# Fleet dosage?



## Piscesgirl (Feb 25, 2004)

I was hoping someone could suggest a dosage amount for the Fleets? Unfortunately, I think my phosphate kit is inaccurate as I just dropped several drops in a test tube, filled with tap water, and the reading was above 1 ppm, but below 2 ppm. Shouldn't that have been much much higher? 

Anyway, would appreciate thoughts on dosage! Thanks!


----------



## niko (Jan 28, 2004)

Piscesgirl,

Yes with a few drops in 5 ml. of water the reading should have been much above the test highest mark.

I'd say that your test kit is bad. 1 drop of Fleet in 1 gal of water gives approximately 0.5 ppm PO4. You can test that yourself by buying a 1 gallon jug of distilled water from the grocery store, putting a drop of Fleet in it and testing.

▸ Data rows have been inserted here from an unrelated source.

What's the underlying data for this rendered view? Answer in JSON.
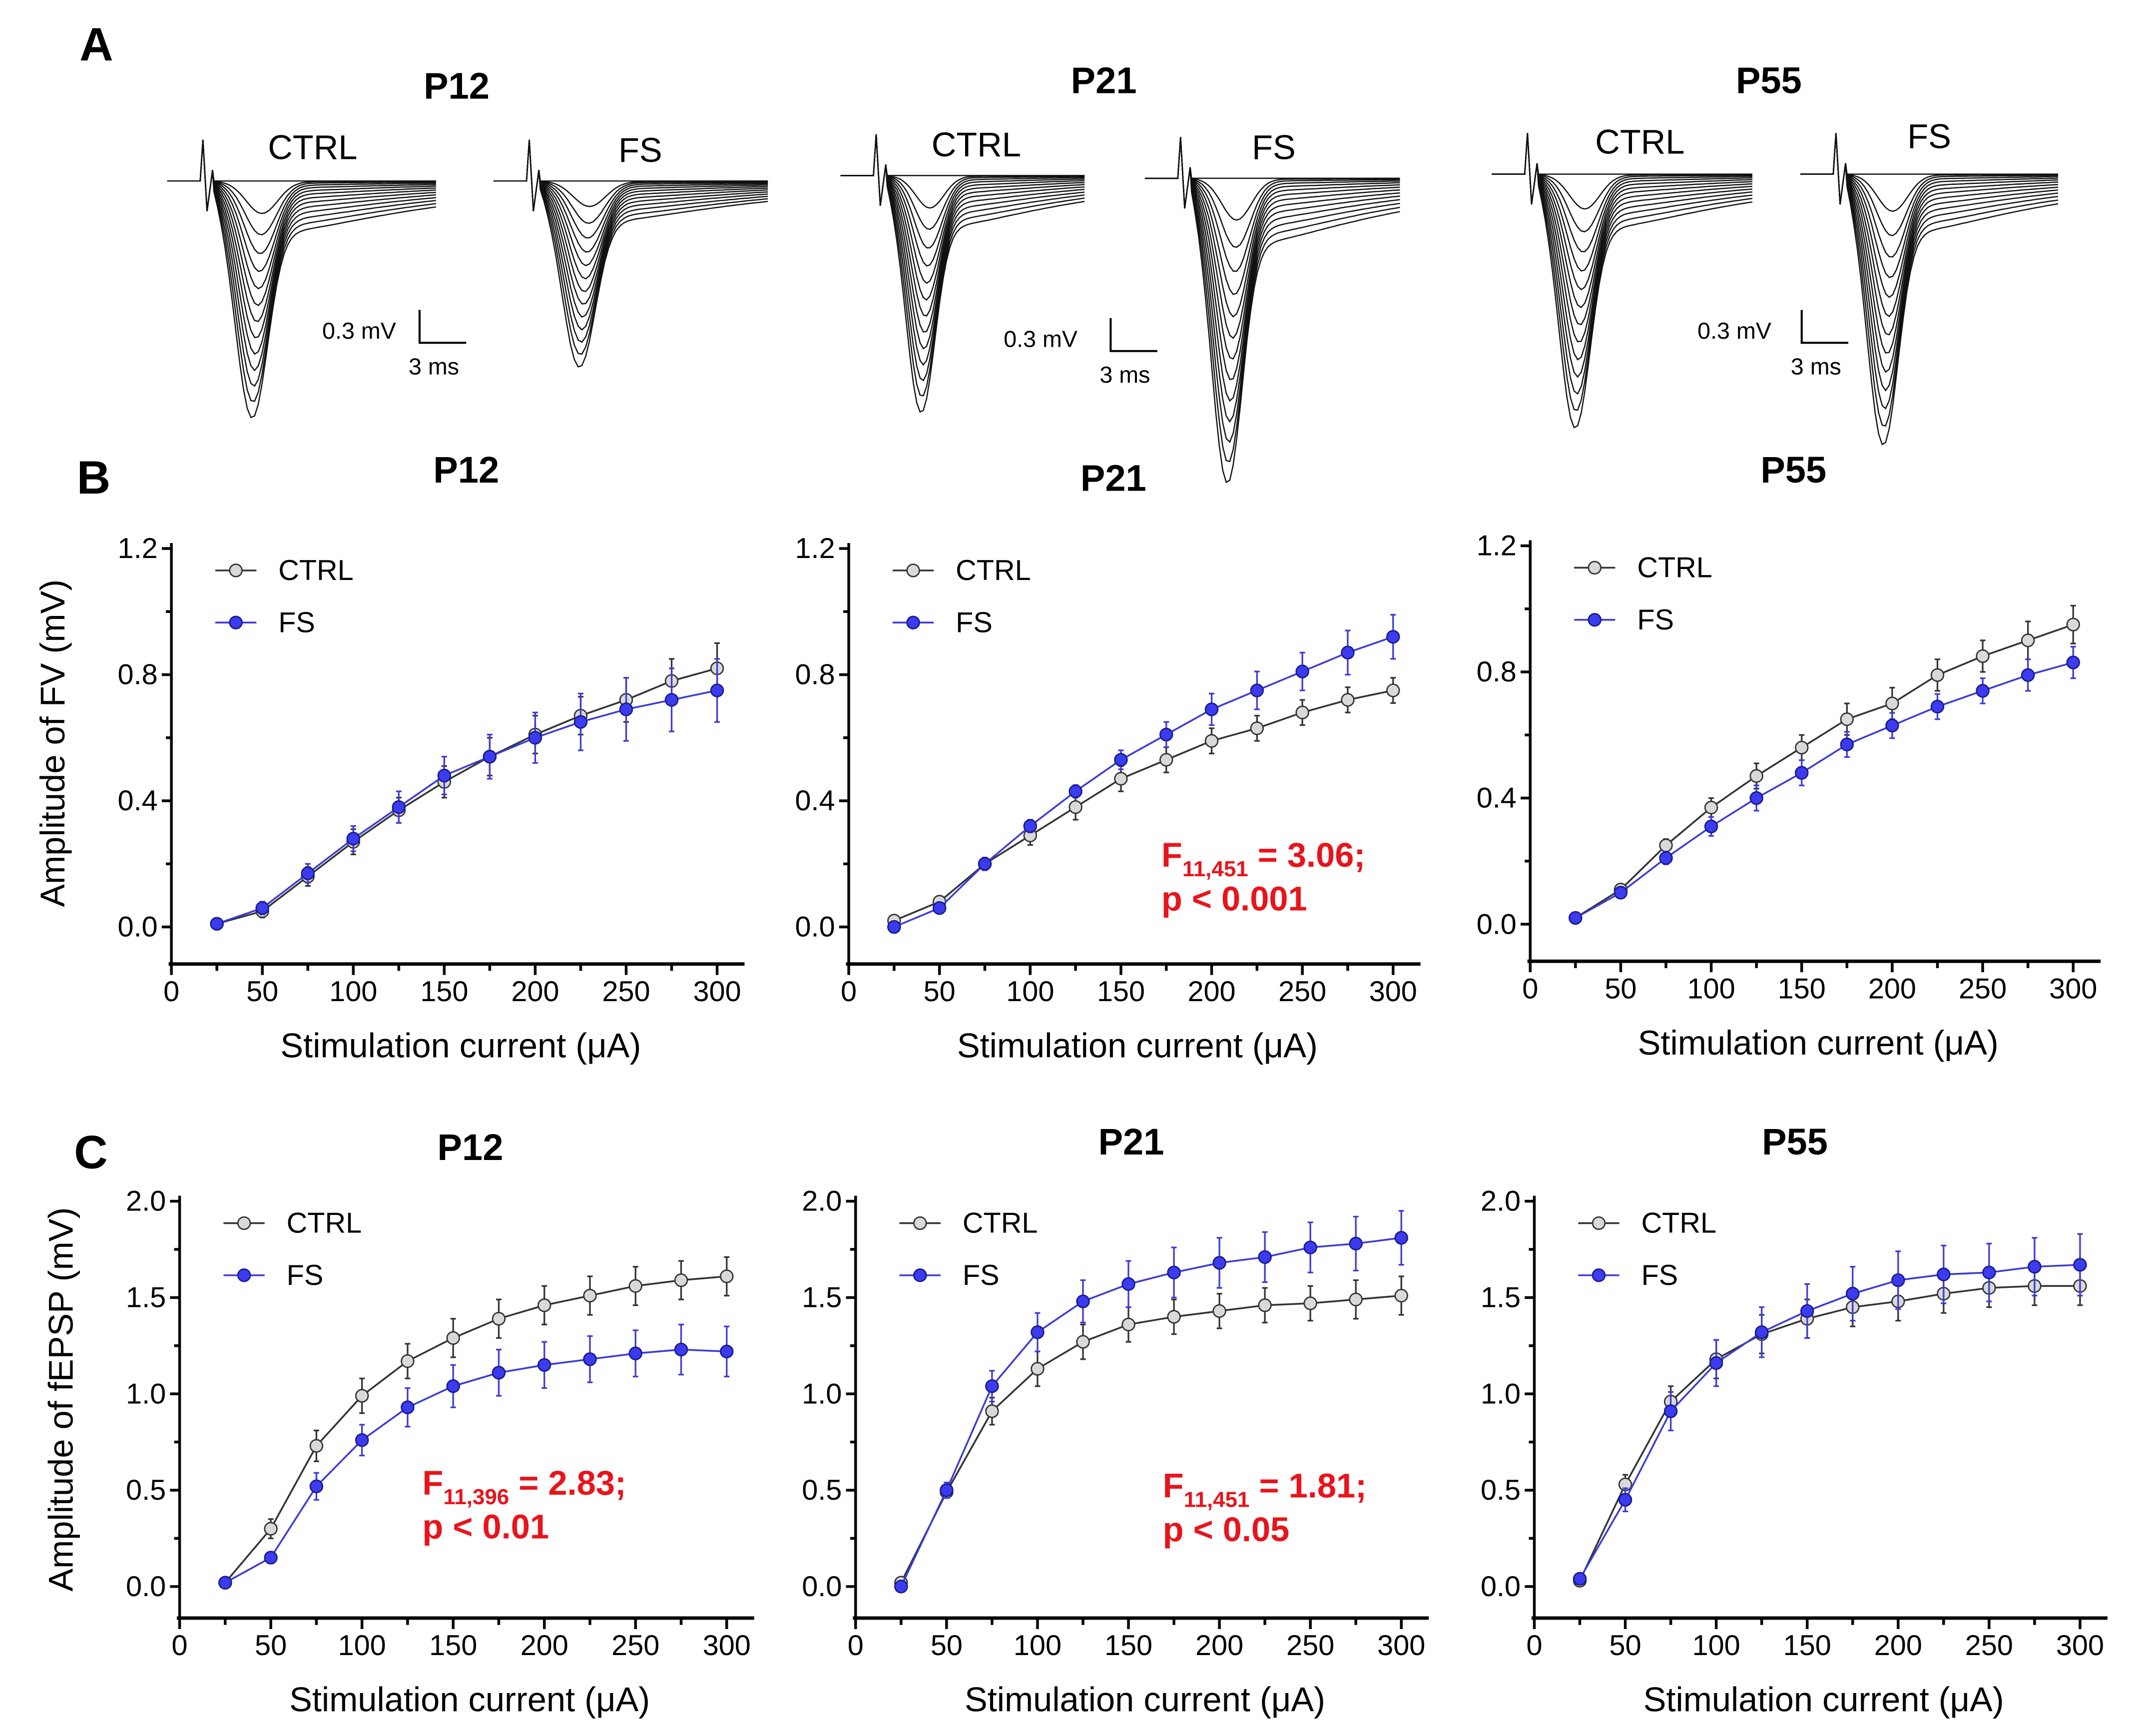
{
  "panel_letters": {
    "a": "A",
    "b": "B",
    "c": "C"
  },
  "traces": {
    "groups": [
      {
        "title": "P12",
        "ctrl_label": "CTRL",
        "fs_label": "FS",
        "scale_v": "0.3 mV",
        "scale_t": "3 ms"
      },
      {
        "title": "P21",
        "ctrl_label": "CTRL",
        "fs_label": "FS",
        "scale_v": "0.3 mV",
        "scale_t": "3 ms"
      },
      {
        "title": "P55",
        "ctrl_label": "CTRL",
        "fs_label": "FS",
        "scale_v": "0.3 mV",
        "scale_t": "3 ms"
      }
    ]
  },
  "colors": {
    "ctrl_marker": "#d9d9d9",
    "fs_marker": "#3b3bf0",
    "fs_line": "#3b3bd6",
    "ctrl_line": "#333333",
    "stat_text": "#e8141c"
  },
  "chart_data": [
    {
      "type": "line",
      "panel": "B",
      "title": "P12",
      "xlabel": "Stimulation current (μA)",
      "ylabel": "Amplitude of FV (mV)",
      "xlim": [
        0,
        300
      ],
      "ylim": [
        0,
        1.2
      ],
      "xticks": [
        "0",
        "50",
        "100",
        "150",
        "200",
        "250",
        "300"
      ],
      "yticks": [
        "0.0",
        "0.4",
        "0.8",
        "1.2"
      ],
      "x": [
        25,
        50,
        75,
        100,
        125,
        150,
        175,
        200,
        225,
        250,
        275,
        300
      ],
      "legend": "top-left",
      "grid": false,
      "series": [
        {
          "name": "CTRL",
          "values": [
            0.01,
            0.05,
            0.16,
            0.27,
            0.37,
            0.46,
            0.54,
            0.61,
            0.67,
            0.72,
            0.78,
            0.82
          ],
          "errors": [
            0.01,
            0.02,
            0.03,
            0.04,
            0.04,
            0.05,
            0.06,
            0.06,
            0.06,
            0.07,
            0.07,
            0.08
          ]
        },
        {
          "name": "FS",
          "values": [
            0.01,
            0.06,
            0.17,
            0.28,
            0.38,
            0.48,
            0.54,
            0.6,
            0.65,
            0.69,
            0.72,
            0.75
          ],
          "errors": [
            0.01,
            0.02,
            0.03,
            0.04,
            0.05,
            0.06,
            0.07,
            0.08,
            0.09,
            0.1,
            0.1,
            0.1
          ]
        }
      ],
      "annotation": null
    },
    {
      "type": "line",
      "panel": "B",
      "title": "P21",
      "xlabel": "Stimulation current (μA)",
      "ylabel": "",
      "xlim": [
        0,
        300
      ],
      "ylim": [
        0,
        1.2
      ],
      "xticks": [
        "0",
        "50",
        "100",
        "150",
        "200",
        "250",
        "300"
      ],
      "yticks": [
        "0.0",
        "0.4",
        "0.8",
        "1.2"
      ],
      "x": [
        25,
        50,
        75,
        100,
        125,
        150,
        175,
        200,
        225,
        250,
        275,
        300
      ],
      "legend": "top-left",
      "grid": false,
      "series": [
        {
          "name": "CTRL",
          "values": [
            0.02,
            0.08,
            0.2,
            0.29,
            0.38,
            0.47,
            0.53,
            0.59,
            0.63,
            0.68,
            0.72,
            0.75
          ],
          "errors": [
            0.01,
            0.01,
            0.02,
            0.03,
            0.04,
            0.04,
            0.04,
            0.04,
            0.04,
            0.04,
            0.04,
            0.04
          ]
        },
        {
          "name": "FS",
          "values": [
            0.0,
            0.06,
            0.2,
            0.32,
            0.43,
            0.53,
            0.61,
            0.69,
            0.75,
            0.81,
            0.87,
            0.92
          ],
          "errors": [
            0.01,
            0.01,
            0.02,
            0.02,
            0.02,
            0.03,
            0.04,
            0.05,
            0.06,
            0.06,
            0.07,
            0.07
          ]
        }
      ],
      "annotation": {
        "f": "F",
        "sub": "11,451",
        "rest": " = 3.06;",
        "p": "p < 0.001"
      }
    },
    {
      "type": "line",
      "panel": "B",
      "title": "P55",
      "xlabel": "Stimulation current (μA)",
      "ylabel": "",
      "xlim": [
        0,
        300
      ],
      "ylim": [
        0,
        1.2
      ],
      "xticks": [
        "0",
        "50",
        "100",
        "150",
        "200",
        "250",
        "300"
      ],
      "yticks": [
        "0.0",
        "0.4",
        "0.8",
        "1.2"
      ],
      "x": [
        25,
        50,
        75,
        100,
        125,
        150,
        175,
        200,
        225,
        250,
        275,
        300
      ],
      "legend": "top-left",
      "grid": false,
      "series": [
        {
          "name": "CTRL",
          "values": [
            0.02,
            0.11,
            0.25,
            0.37,
            0.47,
            0.56,
            0.65,
            0.7,
            0.79,
            0.85,
            0.9,
            0.95
          ],
          "errors": [
            0.01,
            0.01,
            0.02,
            0.03,
            0.04,
            0.04,
            0.05,
            0.05,
            0.05,
            0.05,
            0.06,
            0.06
          ]
        },
        {
          "name": "FS",
          "values": [
            0.02,
            0.1,
            0.21,
            0.31,
            0.4,
            0.48,
            0.57,
            0.63,
            0.69,
            0.74,
            0.79,
            0.83
          ],
          "errors": [
            0.01,
            0.01,
            0.02,
            0.03,
            0.04,
            0.04,
            0.04,
            0.04,
            0.04,
            0.04,
            0.05,
            0.05
          ]
        }
      ],
      "annotation": null
    },
    {
      "type": "line",
      "panel": "C",
      "title": "P12",
      "xlabel": "Stimulation current (μA)",
      "ylabel": "Amplitude of fEPSP (mV)",
      "xlim": [
        0,
        300
      ],
      "ylim": [
        0,
        2.0
      ],
      "xticks": [
        "0",
        "50",
        "100",
        "150",
        "200",
        "250",
        "300"
      ],
      "yticks": [
        "0.0",
        "0.5",
        "1.0",
        "1.5",
        "2.0"
      ],
      "x": [
        25,
        50,
        75,
        100,
        125,
        150,
        175,
        200,
        225,
        250,
        275,
        300
      ],
      "legend": "top-left",
      "grid": false,
      "series": [
        {
          "name": "CTRL",
          "values": [
            0.02,
            0.3,
            0.73,
            0.99,
            1.17,
            1.29,
            1.39,
            1.46,
            1.51,
            1.56,
            1.59,
            1.61
          ],
          "errors": [
            0.01,
            0.05,
            0.08,
            0.09,
            0.09,
            0.1,
            0.1,
            0.1,
            0.1,
            0.1,
            0.1,
            0.1
          ]
        },
        {
          "name": "FS",
          "values": [
            0.02,
            0.15,
            0.52,
            0.76,
            0.93,
            1.04,
            1.11,
            1.15,
            1.18,
            1.21,
            1.23,
            1.22
          ],
          "errors": [
            0.01,
            0.03,
            0.07,
            0.08,
            0.1,
            0.11,
            0.12,
            0.12,
            0.12,
            0.12,
            0.13,
            0.13
          ]
        }
      ],
      "annotation": {
        "f": "F",
        "sub": "11,396",
        "rest": " = 2.83;",
        "p": "p < 0.01"
      }
    },
    {
      "type": "line",
      "panel": "C",
      "title": "P21",
      "xlabel": "Stimulation current (μA)",
      "ylabel": "",
      "xlim": [
        0,
        300
      ],
      "ylim": [
        0,
        2.0
      ],
      "xticks": [
        "0",
        "50",
        "100",
        "150",
        "200",
        "250",
        "300"
      ],
      "yticks": [
        "0.0",
        "0.5",
        "1.0",
        "1.5",
        "2.0"
      ],
      "x": [
        25,
        50,
        75,
        100,
        125,
        150,
        175,
        200,
        225,
        250,
        275,
        300
      ],
      "legend": "top-left",
      "grid": false,
      "series": [
        {
          "name": "CTRL",
          "values": [
            0.02,
            0.49,
            0.91,
            1.13,
            1.27,
            1.36,
            1.4,
            1.43,
            1.46,
            1.47,
            1.49,
            1.51
          ],
          "errors": [
            0.01,
            0.03,
            0.07,
            0.09,
            0.09,
            0.09,
            0.09,
            0.09,
            0.09,
            0.09,
            0.1,
            0.1
          ]
        },
        {
          "name": "FS",
          "values": [
            0.0,
            0.5,
            1.04,
            1.32,
            1.48,
            1.57,
            1.63,
            1.68,
            1.71,
            1.76,
            1.78,
            1.81
          ],
          "errors": [
            0.01,
            0.04,
            0.08,
            0.1,
            0.11,
            0.12,
            0.13,
            0.13,
            0.13,
            0.13,
            0.14,
            0.14
          ]
        }
      ],
      "annotation": {
        "f": "F",
        "sub": "11,451",
        "rest": " = 1.81;",
        "p": "p < 0.05"
      }
    },
    {
      "type": "line",
      "panel": "C",
      "title": "P55",
      "xlabel": "Stimulation current (μA)",
      "ylabel": "",
      "xlim": [
        0,
        300
      ],
      "ylim": [
        0,
        2.0
      ],
      "xticks": [
        "0",
        "50",
        "100",
        "150",
        "200",
        "250",
        "300"
      ],
      "yticks": [
        "0.0",
        "0.5",
        "1.0",
        "1.5",
        "2.0"
      ],
      "x": [
        25,
        50,
        75,
        100,
        125,
        150,
        175,
        200,
        225,
        250,
        275,
        300
      ],
      "legend": "top-left",
      "grid": false,
      "series": [
        {
          "name": "CTRL",
          "values": [
            0.03,
            0.53,
            0.96,
            1.18,
            1.31,
            1.39,
            1.45,
            1.48,
            1.52,
            1.55,
            1.56,
            1.56
          ],
          "errors": [
            0.01,
            0.05,
            0.08,
            0.1,
            0.1,
            0.1,
            0.1,
            0.1,
            0.1,
            0.1,
            0.1,
            0.1
          ]
        },
        {
          "name": "FS",
          "values": [
            0.04,
            0.45,
            0.91,
            1.16,
            1.32,
            1.43,
            1.52,
            1.59,
            1.62,
            1.63,
            1.66,
            1.67
          ],
          "errors": [
            0.01,
            0.06,
            0.1,
            0.12,
            0.13,
            0.14,
            0.14,
            0.15,
            0.15,
            0.15,
            0.15,
            0.16
          ]
        }
      ],
      "annotation": null
    }
  ]
}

Consider gettting a new test kit too.

--Nikolay


----------



## Piscesgirl (Feb 25, 2004)

That is a relatively new test kit, too  I suppose I better put up my money and buy a Lamotte. Thank you for the dosage!


----------



## magicmagni (Aug 19, 2004)

http://users.ev1.net/~spituch/Chemicals/chemicals.html#Phosphate from Fleet Enema

I've always used this as a reference when dosing Fleet in my tank, as well as other things. Check it out... note that the dosages are based on a 75 gallon tank. For testing I've always used the Hagen phosphate test kit- works well for me.

Jeff


----------



## Piscesgirl (Feb 25, 2004)

Thanks Magicmagni, I saved that link. I tried my phosphate kit again adding several drops to the tube, and it is junk. I went ahead and ordered the Lamotte, but I'm sending a check so it will be awhile until it arrives -- I'm not adding any more fleet until it comes. It really makes me mad that I kept thinking I only have .1 ppms of P04, when it could be anything!


----------